Since the p-value (7.506584272358903e-06, or 0.000008) is less than the significance level of 0.05, we reject the null hypothesis and conclude that there is a significant difference in the mean etching rate for different levels of power.

F-statistic, used to determine whether the variance between the group means is significantly greater than the variance within the groups, tell us by being relatively large that the variability between group means is much larger than the variability within each group. Therefore, in this case, the F-statistic value being 36.88, indicates that there is a significant difference in the mean etching rate across different levels of power. The p-value being very small further confirms this. Therefore, we can conclude that there is a statistically significant effect of the power on the etching rate.

#### The F-table can be used to cross-check the results obtained from the Python analysis.

![F-table.jpg](attachment:F-table.jpg)

If the calculated F-statistic (36.87 in this case) is larger than the critical value (3.89 in this case for the chosen significance level of 0.05), then the null hypothesis should be rejected, and there is evidence that at least one mean is different from the others.

#### The ANOVA test only tells us that there is at least one mean that is different from the others. But, which is it?

In [6]:
groups = data['power'].unique()
for i in range(len(groups)):
    for j in range(i+1, len(groups)):
        group1 = data[data['power'] == groups[i]]['etching_rate']
        group2 = data[data['power'] == groups[j]]['etching_rate']
        result = ttest_ind(group1, group2)
        print(f"T-test between power {groups[i]} and {groups[j]}:\n {result}\n")

T-test between power 160 W and 180 W:
 Ttest_indResult(statistic=-1.84892009935179, pvalue=0.10164495449539465)

T-test between power 160 W and 200 W:
 Ttest_indResult(statistic=-7.611403634613074, pvalue=6.237977344615716e-05)

T-test between power 180 W and 200 W:
 Ttest_indResult(statistic=-5.827496614588661, pvalue=0.0003926796476049085)



The results show the outcome of performing t-tests between pairs of the mean etching rates for different power levels.

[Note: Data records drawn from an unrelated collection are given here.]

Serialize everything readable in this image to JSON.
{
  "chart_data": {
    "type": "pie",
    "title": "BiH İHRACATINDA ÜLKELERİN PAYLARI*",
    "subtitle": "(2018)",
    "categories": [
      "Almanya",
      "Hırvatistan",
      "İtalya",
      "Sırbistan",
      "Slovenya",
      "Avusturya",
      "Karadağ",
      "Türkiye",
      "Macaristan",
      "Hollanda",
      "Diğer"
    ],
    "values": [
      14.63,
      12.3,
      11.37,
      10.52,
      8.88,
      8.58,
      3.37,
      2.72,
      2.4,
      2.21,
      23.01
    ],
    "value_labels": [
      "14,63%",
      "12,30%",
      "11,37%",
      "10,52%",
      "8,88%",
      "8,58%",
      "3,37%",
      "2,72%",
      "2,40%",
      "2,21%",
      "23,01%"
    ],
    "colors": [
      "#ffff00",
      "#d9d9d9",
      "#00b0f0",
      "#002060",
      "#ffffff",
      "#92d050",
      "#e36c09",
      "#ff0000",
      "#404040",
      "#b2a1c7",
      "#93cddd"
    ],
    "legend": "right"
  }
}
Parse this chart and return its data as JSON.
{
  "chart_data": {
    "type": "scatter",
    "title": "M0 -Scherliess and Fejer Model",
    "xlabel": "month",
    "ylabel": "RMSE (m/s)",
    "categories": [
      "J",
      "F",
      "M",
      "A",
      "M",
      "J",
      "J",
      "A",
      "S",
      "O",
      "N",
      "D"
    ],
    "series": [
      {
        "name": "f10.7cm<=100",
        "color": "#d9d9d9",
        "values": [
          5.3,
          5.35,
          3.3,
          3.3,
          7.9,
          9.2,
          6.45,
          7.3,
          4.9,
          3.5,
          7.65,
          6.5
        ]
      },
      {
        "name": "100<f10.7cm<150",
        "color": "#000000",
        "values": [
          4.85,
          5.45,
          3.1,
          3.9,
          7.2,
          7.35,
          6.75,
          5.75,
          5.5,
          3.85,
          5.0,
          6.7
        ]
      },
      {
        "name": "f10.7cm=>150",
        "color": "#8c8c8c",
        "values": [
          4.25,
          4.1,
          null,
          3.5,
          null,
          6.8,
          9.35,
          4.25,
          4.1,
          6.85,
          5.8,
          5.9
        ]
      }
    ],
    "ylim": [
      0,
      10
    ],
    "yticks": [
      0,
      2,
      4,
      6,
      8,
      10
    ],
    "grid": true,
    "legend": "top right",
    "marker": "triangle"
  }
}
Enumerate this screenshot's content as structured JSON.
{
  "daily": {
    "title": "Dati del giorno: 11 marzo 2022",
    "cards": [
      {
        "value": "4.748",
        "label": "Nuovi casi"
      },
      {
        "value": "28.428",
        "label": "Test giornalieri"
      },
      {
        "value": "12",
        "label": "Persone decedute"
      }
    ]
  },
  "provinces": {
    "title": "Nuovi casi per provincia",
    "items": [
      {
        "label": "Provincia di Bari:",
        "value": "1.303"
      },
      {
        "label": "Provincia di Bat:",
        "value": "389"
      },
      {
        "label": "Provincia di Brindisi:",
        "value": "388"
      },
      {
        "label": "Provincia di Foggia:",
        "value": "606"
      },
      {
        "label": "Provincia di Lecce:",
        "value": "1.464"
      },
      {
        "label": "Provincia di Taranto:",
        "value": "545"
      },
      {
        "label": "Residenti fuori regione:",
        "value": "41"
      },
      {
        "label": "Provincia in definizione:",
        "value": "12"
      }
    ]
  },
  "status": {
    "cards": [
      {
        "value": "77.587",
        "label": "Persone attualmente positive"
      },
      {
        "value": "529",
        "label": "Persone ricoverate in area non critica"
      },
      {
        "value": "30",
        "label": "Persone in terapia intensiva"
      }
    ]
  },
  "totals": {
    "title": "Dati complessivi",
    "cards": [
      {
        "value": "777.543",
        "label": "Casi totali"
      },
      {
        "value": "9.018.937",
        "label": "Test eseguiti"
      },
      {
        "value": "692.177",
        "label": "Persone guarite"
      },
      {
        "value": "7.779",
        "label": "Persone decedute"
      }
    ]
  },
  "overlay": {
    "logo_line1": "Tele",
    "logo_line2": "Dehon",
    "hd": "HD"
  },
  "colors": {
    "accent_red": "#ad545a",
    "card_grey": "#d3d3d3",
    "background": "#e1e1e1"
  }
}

For the comparison between 160 W and 180 W, the t-test resulted in a statistic of -1.849 and a p-value of 0.102. The p-value is greater than the chosen level of significance (0.05), so there is not enough evidence to reject the null hypothesis that the means of the two groups are equal. Therefore, there is no significant difference in the mean etching rate between 160 W and 180 W.

For the comparison between 160 W and 200 W, the t-test resulted in a statistic of -7.611 and a p-value of 6.238e-05, which is much smaller than the chosen level of significance. Therefore, there is strong evidence to reject the null hypothesis that the means of the two groups are equal, and conclude that the mean etching rate is significantly different between 160 W and 200 W.

For the comparison between 180 W and 200 W, the t-test resulted in a statistic of -5.827 and a p-value of 0.00039, which is also much smaller than the chosen level of significance. Therefore, there is strong evidence to reject the null hypothesis that the means of the two groups are equal, and conclude that the mean etching rate is significantly different between 180 W and 200 W.

In summary, based on the t-test results, we can conclude that there is a significant difference in the mean etching rate between 160 W and 200 W, and between 180 W and 200 W, but not between 160 W and 180 W.